At the CAO we teach it all and more. You will learn Body Adjustment, Cranial technique and Visceral manipulation. You will explore eclectic techniques like Facilitated Positional Release, Myofacial Release, PIR and Muscle Energy. But we go beyond all this and teach the principles that make it all work. The principles that govern the “who, what, where, when, why and how” behind osteopathic diagnosis and treatment. We teach students how to boil their findings down to natural laws, so that they don’t have to memorize “techniques” or work from a recipe book to know when to use them.

Our curriculum concentrates on 3 key areas; Osteopathic Manual Manipulation; Osteopathic Theory & History; and Health Sciences.

For a curriculum summary please contact us.

Osteopathic Manual Manipulation (OMM)

Half of every module day is spent in OMM lab where students apply Osteopathic Principles and Theory on the tables in treatment. These classes are taught by the Principal, Robert Johnston with the help of lab assistants who are graduates of the program.
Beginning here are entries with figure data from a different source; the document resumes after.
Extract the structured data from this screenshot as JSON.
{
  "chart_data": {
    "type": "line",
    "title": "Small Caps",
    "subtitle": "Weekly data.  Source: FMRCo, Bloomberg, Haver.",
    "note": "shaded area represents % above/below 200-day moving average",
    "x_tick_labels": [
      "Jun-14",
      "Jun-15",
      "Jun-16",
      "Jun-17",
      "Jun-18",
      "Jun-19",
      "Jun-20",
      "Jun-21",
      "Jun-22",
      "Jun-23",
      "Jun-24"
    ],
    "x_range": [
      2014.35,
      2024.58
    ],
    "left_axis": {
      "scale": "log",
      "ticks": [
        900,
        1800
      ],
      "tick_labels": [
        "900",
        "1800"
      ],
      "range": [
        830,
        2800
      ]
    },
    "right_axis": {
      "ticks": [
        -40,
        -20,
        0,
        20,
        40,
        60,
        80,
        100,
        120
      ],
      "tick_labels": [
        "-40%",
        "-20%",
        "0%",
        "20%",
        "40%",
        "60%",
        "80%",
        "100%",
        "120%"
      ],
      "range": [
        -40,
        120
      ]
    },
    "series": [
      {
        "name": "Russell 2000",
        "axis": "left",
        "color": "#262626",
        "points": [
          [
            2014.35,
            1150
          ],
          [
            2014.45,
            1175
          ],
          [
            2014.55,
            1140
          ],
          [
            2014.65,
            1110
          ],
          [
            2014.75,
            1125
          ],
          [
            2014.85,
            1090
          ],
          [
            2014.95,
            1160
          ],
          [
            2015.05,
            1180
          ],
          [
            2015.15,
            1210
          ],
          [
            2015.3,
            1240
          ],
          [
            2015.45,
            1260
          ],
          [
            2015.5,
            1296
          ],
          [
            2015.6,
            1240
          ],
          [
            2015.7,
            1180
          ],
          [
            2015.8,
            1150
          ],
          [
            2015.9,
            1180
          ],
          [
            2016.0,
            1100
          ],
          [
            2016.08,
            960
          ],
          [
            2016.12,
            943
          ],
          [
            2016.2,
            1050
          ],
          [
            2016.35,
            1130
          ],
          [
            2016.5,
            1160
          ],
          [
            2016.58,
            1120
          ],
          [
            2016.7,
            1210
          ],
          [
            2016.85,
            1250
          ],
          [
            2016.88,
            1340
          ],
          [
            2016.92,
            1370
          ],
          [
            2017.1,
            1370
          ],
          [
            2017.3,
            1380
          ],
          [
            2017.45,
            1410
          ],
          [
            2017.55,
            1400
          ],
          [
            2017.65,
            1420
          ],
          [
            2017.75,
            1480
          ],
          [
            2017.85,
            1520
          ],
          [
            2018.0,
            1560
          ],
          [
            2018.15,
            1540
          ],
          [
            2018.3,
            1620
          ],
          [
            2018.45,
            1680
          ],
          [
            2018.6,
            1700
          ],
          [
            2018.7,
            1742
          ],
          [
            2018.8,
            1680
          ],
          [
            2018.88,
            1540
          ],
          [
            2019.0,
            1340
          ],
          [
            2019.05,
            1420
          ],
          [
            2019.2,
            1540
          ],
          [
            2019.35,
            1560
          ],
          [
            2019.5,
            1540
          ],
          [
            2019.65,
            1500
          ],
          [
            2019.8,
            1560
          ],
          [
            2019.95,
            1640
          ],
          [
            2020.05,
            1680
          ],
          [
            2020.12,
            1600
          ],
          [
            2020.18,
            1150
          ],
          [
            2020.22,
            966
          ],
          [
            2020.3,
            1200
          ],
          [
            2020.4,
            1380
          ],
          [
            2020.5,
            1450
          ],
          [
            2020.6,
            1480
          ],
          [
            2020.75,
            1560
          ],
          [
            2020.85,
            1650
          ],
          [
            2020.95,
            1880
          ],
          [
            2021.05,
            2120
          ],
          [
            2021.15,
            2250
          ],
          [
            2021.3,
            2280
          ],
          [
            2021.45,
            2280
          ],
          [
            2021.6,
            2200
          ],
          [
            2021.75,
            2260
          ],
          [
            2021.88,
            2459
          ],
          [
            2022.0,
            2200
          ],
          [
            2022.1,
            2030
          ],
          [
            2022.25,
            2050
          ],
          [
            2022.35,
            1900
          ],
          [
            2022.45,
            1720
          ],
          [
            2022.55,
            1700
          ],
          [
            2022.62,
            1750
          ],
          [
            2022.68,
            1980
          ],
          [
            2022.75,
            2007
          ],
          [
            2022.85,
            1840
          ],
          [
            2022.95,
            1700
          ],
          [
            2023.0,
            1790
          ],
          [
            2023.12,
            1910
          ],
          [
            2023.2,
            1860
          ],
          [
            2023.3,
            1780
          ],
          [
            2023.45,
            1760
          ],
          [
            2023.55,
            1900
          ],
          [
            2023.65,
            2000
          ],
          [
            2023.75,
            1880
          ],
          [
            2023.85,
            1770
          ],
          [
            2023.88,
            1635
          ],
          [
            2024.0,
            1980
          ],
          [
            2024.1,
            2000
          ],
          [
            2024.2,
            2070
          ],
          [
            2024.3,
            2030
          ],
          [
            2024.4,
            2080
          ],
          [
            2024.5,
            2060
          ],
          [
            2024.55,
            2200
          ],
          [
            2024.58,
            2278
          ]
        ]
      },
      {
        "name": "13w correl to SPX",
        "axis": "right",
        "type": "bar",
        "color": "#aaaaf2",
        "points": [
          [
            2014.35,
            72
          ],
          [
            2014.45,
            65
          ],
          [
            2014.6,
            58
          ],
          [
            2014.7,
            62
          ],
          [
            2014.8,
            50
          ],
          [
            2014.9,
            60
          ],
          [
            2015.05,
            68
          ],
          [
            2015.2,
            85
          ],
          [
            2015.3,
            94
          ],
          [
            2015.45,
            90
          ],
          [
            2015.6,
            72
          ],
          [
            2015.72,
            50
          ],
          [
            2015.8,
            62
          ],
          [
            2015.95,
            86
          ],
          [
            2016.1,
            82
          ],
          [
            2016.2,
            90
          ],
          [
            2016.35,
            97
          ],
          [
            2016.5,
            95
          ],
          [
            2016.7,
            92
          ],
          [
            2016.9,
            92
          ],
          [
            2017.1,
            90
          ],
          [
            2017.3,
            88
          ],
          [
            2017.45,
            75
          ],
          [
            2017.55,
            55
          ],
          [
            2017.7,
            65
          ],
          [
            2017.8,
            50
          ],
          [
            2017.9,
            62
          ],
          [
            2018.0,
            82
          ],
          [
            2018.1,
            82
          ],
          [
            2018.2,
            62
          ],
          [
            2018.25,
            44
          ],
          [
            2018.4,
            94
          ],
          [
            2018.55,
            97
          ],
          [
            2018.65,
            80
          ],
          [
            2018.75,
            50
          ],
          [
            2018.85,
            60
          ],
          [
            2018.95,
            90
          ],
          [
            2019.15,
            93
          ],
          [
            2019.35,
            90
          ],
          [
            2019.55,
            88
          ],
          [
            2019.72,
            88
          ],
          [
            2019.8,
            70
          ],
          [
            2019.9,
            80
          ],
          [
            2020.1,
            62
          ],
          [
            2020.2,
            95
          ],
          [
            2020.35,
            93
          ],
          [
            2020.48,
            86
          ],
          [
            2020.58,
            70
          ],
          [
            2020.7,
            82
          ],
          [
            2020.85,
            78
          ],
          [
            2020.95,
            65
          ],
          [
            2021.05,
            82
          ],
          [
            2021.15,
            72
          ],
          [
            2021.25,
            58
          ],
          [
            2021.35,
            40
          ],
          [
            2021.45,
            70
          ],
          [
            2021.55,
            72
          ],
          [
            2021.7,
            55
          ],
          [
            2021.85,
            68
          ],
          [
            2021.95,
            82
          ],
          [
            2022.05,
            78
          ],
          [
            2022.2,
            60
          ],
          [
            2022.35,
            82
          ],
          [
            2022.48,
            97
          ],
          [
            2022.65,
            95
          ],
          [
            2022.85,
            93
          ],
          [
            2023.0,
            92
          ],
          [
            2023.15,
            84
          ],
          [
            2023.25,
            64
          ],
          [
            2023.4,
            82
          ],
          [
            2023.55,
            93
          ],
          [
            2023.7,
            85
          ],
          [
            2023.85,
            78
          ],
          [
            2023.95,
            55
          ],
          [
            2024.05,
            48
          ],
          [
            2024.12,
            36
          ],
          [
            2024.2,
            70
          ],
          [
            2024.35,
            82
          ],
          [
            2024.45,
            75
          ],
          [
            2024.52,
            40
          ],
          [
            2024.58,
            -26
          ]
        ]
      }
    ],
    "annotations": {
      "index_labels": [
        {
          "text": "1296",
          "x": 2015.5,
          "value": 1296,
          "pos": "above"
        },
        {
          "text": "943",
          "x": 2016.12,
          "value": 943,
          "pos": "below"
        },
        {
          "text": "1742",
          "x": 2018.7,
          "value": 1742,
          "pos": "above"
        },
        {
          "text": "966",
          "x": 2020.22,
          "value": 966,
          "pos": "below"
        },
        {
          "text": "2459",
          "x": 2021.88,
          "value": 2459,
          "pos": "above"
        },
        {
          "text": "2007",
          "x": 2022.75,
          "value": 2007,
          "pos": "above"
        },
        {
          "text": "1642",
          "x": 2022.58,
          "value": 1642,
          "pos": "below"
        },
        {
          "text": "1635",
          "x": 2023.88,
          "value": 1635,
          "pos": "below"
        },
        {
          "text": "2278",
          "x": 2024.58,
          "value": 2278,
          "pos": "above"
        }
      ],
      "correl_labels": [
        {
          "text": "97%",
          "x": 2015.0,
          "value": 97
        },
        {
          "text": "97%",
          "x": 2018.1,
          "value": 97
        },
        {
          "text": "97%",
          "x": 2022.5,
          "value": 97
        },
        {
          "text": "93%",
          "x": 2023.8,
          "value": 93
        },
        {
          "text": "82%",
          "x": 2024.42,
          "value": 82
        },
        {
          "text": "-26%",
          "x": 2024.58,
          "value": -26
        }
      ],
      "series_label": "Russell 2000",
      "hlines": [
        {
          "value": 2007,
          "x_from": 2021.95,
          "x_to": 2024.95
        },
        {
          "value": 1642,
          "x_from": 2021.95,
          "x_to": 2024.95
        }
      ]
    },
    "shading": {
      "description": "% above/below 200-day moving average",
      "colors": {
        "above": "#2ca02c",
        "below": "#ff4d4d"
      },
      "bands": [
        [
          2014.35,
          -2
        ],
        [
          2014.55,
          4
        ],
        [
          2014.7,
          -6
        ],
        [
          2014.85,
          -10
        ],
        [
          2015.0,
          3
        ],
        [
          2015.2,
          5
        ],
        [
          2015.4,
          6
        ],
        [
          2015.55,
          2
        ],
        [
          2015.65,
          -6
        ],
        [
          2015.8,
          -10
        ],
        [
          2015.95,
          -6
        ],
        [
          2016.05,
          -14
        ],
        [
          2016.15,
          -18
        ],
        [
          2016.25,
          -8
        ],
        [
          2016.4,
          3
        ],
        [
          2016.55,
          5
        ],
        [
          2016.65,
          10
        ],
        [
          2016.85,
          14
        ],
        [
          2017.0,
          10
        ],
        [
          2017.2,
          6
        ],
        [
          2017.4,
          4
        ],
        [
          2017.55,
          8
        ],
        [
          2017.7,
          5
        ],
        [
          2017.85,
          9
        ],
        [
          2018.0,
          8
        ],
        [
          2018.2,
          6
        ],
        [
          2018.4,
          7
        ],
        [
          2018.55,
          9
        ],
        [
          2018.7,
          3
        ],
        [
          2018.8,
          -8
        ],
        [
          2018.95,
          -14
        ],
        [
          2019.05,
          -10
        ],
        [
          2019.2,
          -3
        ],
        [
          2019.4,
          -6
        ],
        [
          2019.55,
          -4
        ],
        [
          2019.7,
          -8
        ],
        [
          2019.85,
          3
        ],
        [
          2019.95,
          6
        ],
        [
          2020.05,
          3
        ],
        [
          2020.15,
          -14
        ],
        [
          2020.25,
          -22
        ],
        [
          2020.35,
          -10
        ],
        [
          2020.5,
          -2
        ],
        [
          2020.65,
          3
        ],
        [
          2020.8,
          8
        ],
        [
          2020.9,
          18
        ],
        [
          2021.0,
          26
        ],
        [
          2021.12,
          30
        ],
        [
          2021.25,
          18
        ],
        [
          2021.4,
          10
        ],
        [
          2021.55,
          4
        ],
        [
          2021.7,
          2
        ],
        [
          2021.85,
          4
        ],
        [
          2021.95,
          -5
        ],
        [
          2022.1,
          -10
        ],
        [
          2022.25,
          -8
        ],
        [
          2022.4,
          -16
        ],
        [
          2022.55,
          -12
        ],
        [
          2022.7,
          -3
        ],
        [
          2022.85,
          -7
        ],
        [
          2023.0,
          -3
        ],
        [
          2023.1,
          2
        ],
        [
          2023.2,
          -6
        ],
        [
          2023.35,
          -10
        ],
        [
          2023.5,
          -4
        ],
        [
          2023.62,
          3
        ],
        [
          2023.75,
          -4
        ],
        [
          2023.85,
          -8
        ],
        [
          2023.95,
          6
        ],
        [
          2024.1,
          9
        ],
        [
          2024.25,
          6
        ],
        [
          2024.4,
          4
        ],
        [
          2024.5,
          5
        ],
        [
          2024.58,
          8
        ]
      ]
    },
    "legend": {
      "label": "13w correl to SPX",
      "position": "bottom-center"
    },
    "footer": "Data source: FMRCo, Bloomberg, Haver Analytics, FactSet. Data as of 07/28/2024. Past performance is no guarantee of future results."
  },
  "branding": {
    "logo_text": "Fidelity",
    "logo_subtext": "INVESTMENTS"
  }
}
Additional OMM labs are offered outside of classroom weeks for students seeking tutoring between modules. OMM lab rooms are open daily for students to study on their own.

Osteopathic Theory

This portion of curriculum centralizes of the writings of A.T. Still, the Founder of the profession and early osteopaths that came after him, John Martin Littlejohn, John Wernham, Dain Tasker, among others. Theoretical study is comprised of Literature review, Principals and Practice understanding, theoretical application, the study of lesionology and much more.

Health Sciences

Our Health Sciences curriculum has been tailored away from the traditional allopathic medical model, toward a fully integrated osteopathic model that examines the body as a whole dynamic unit of function. Course material covers surgical level anatomy, physiology and pathophysiology as the primary focus. All CAO students also have exclusive access to online dissection software to aid in their study while away from the school.

World Health Organization Guidelines

The CAO curriculum aims to meet or exceed the Type 1 academic standard, as outlined by the World Health Organization’s benchmarks for training in Osteopathy.  

Why Type 1?

The CAO chooses to follow Type 1 guidelines because they are;

  • clearly DEFINED in the W.H.O. document.
  • This enables the CAO curriculum to be MEASURED by independent third-party education audits and;
  • pass with total TRANSPARENCY.

The paves the path to safer practitioners and better outcomes for patients!

UK Model

In the UK, for example, Type 1 style programs are the only education recognized by the General Osteopathic Council (with the exception of one Type 2  program exclusively for those with superior health care training, like physicians). Osteopathy is not an “add-on” to other health modalities, like massage therapy. It’s a profession in and of itself!  Don’t be fooled by short cut education.

Applicants coming to the CAO from other modalities typically feel limited by their current modality and want more for their patients. They want to move BEYOND their current skill set, not simply add to it.  Comprehensive osteopathic education results in practitioners who are better equipped with a true understanding of osteopathic principles & practice, and the clinical competency to deliver safe & effective treatments to patients.